What this means is that there must have been quite a few collisions of such before solar system formed, to produce so much of heavy stuff we see in our planet, no? Stars can produce only up to Fe in normal way. Yet it seems such collisions are very rare, and its not like during collision half of the mass converts to a golden blob (or more like atomic mist spreading away at fraction of c).
I know 8 billions of years is a long time, and gold once fused ain't breaking apart to H or He anytime soon, but still it feels like our planet should have way more basic atoms and not all of those rare fused oned. What about super/hypernovae?
In what appears to be a fairly recent discovery, it seems that flares on magnetars can produce gold and other heavy elements, and these are likely more frequent than neutron star collisions.
https://science.nasa.gov/universe/stars/neutron-stars/magnet...
Stars produce beyond Fe during supernova.
The other thing to keep in mind is that the early universe was filled with giant stars, these stars don't last very long. Ironically, the more fuel you have, the quicker you burn through it for stars, so a lot of supernova have happened before our solar system formed.

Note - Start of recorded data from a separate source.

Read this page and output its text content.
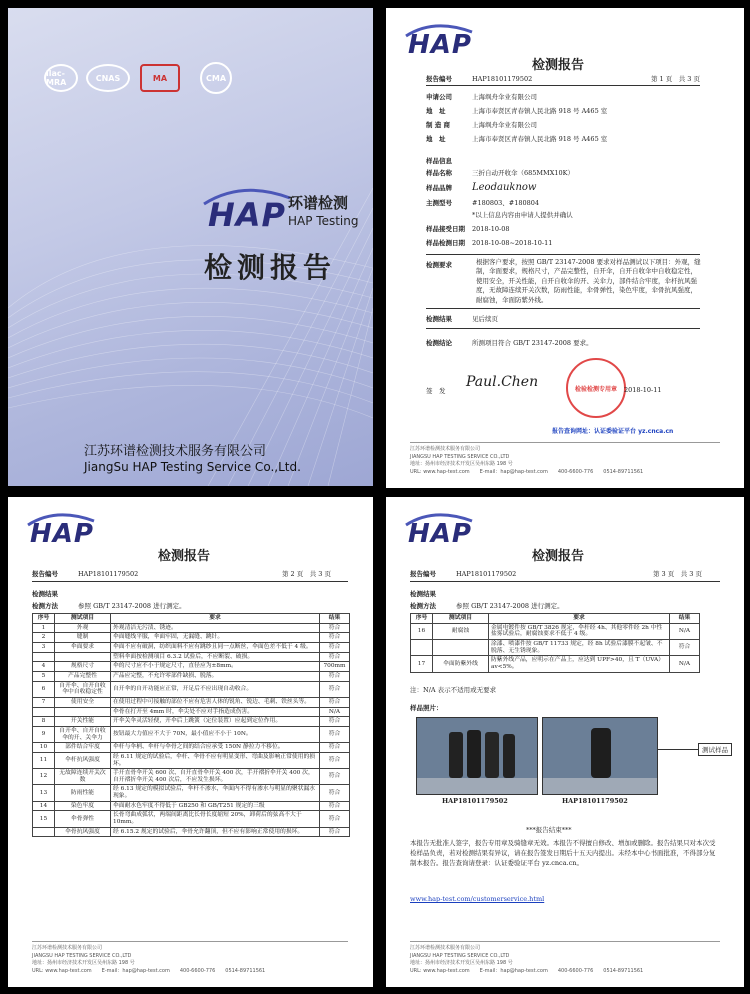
ilac-MRA	CNAS	MA	CMA
HAP 环谱检测
HAP Testing
检测报告
江苏环谱检测技术服务有限公司
JiangSu HAP Testing Service Co.,Ltd.
HAP
检测报告
报告编号	HAP18101179502	第 1 页　共 3 页
申请公司	上海飒舟伞业有限公司
地　址	上海市奉贤区青春镇人民北路 918 号 A465 室
制 造 商	上海飒舟伞业有限公司
地　址	上海市奉贤区青春镇人民北路 918 号 A465 室
样品信息
样品名称	三折自动开收伞（685MMX10K）
样品品牌 Leodauknow
主测型号	#180803、#180804
*以上信息内容由申请人提供并确认
样品接受日期 2018-10-08
样品检测日期 2018-10-08~2018-10-11
检测要求	根据客户要求，按照 GB/T 23147-2008 要求对样品测试以下项目：外观，缝制，伞面要求，规格尺寸，产品完整性，自开伞，自开自收伞中自收稳定性，使用安全，开关性能，自开自收伞的开、关伞力，部件结合牢度，伞杆抗风强度，无故障连续开关次数，防雨性能，伞骨弹性，染色牢度，伞骨抗风强度，耐腐蚀，伞面防紫外线。
检测结果	见后续页
检测结论	所测项目符合 GB/T 23147-2008 要求。
签　发
Paul.Chen	检验检测专用章 2018-10-11
报告查询网址：认证委验证平台 yz.cnca.cn
江苏环谱检测技术服务有限公司
JIANGSU HAP TESTING SERVICE CO.,LTD
地址：扬州市经济技术开发区吴州东路 198 号
URL: www.hap-test.com　　E-mail：hap@hap-test.com　　400-6600-776　　0514-89711561
HAP
检测报告
报告编号	HAP18101179502	第 2 页　共 3 页
检测结果
检测方法	参照 GB/T 23147-2008 进行测定。
序号	测试项目	要求	结果
1	外观	外观清洁无污渍、锈迹。	符合
2	缝制	伞面缝线平服，伞面牢固，无漏缝、跳针。	符合
3	伞面要求	伞面不应有破洞，纺织面料不应有跳纱且同一点断丝，伞面色差不低于 4 级。	符合
		塑料伞面按检测项目 6.3.2 试验后，不应断裂、破损。	符合
4	规格尺寸	伞的尺寸应不小于规定尺寸，直径应为±8mm。	700mm
5	产品完整性	产品应完整，不允许零部件缺损、脱落。	符合
6	自开伞、自开自收伞中自收稳定性	自开伞的自开功能应正常，开足后不应出现自动收合。	符合
7	使用安全	在使用过程中可接触的部位不应有危害人体的锐角、锐边、毛刺、铁丝头等。	符合
		伞骨在打开至 4mm 时，伞尖处不应对手指造成伤害。	N/A
8	开关性能	开伞关伞灵活轻便，开伞后上跳簧（定位装置）应起到定位作用。	符合
9	自开伞、自开自收伞的开、关伞力	按钮最大力值应不大于 70N，最小值应不小于 10N。	符合
10	部件结合牢度	伞杆与伞柄、伞杆与伞骨之间的结合应承受 150N 静拉力不移位。	符合
11	伞杆抗风强度	经 6.11 规定的试验后，伞杆、伞骨不应有明显变形、弯曲及影响正常使用的损坏。	符合
12	无故障连续开关次数	手开直骨伞开关 600 次、自开直骨伞开关 400 次，手开褶折伞开关 400 次，自开褶折伞开关 400 次后，不应发生损坏。	符合
13	防雨性能	经 6.13 规定的模拟试验后，伞杆不渗水，伞面内不得有渗水与明显的聚状漏水现象。	符合
14	染色牢度	伞面耐水色牢度不得低于 GB250 和 GB/T251 规定的三级	符合
15	伞骨弹性	长骨弯曲成弧状，两端间距离比长骨长度缩短 20%，卸荷后的弦高不大于 10mm。	符合
	伞骨抗风强度	经 6.15.2 规定的试验后，伞骨允许翻顶，但不应有影响正常使用的损坏。	符合
江苏环谱检测技术服务有限公司
JIANGSU HAP TESTING SERVICE CO.,LTD
地址：扬州市经济技术开发区吴州东路 198 号
URL: www.hap-test.com　　E-mail：hap@hap-test.com　　400-6600-776　　0514-89711561
HAP
检测报告
报告编号	HAP18101179502	第 3 页　共 3 页
检测结果
检测方法	参照 GB/T 23147-2008 进行测定。
序号	测试项目	要求	结果
16	耐腐蚀	金属电镀件按 GB/T 3826 规定，伞杆经 4h、其他零件经 2h 中性盐雾试验后，耐腐蚀要求不低于 4 级。	N/A
		涂漆、喷漆件按 GB/T 11733 规定，经 8h 试验后漆膜不起皱、不脱落、无生锈现象。	符合
17	伞面防紫外线	防紫外线产品，应明示在产品上，应达到 UPF>40，且 T（UVA）av<5%。	N/A
注：N/A 表示不适用或无要求
样品照片：
HAP18101179502	HAP18101179502
测试样品
***报告结束***
本报告无批准人签字，报告专用章及骑缝章无效。本报告不得擅自修改、增加或删除。报告结果只对本次受检样品负责，若对检测结果有异议，请在报告签发日期后十五天内提出。未经本中心书面批准，不得部分复制本报告。报告查询请登录：认证委验证平台 yz.cnca.cn。
www.hap-test.com/customerservice.html
江苏环谱检测技术服务有限公司
JIANGSU HAP TESTING SERVICE CO.,LTD
地址：扬州市经济技术开发区吴州东路 198 号
URL: www.hap-test.com　　E-mail：hap@hap-test.com　　400-6600-776　　0514-89711561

For additional reading, google "Stellar Population" it's about the amount of metalicity in a star based on how many "generations" old it is
There's also a lot of open questions about how stars and galaxies form and our current models are known to be extremely incomplete based on the JWST data and our knowledge of the upper bound of how old the universe is from repeated measurements of the CMB & other data. So there's definitely a lot unknown about the state of stars in the early universe and how everyday elements we know & love actually came to be in the quantities they did.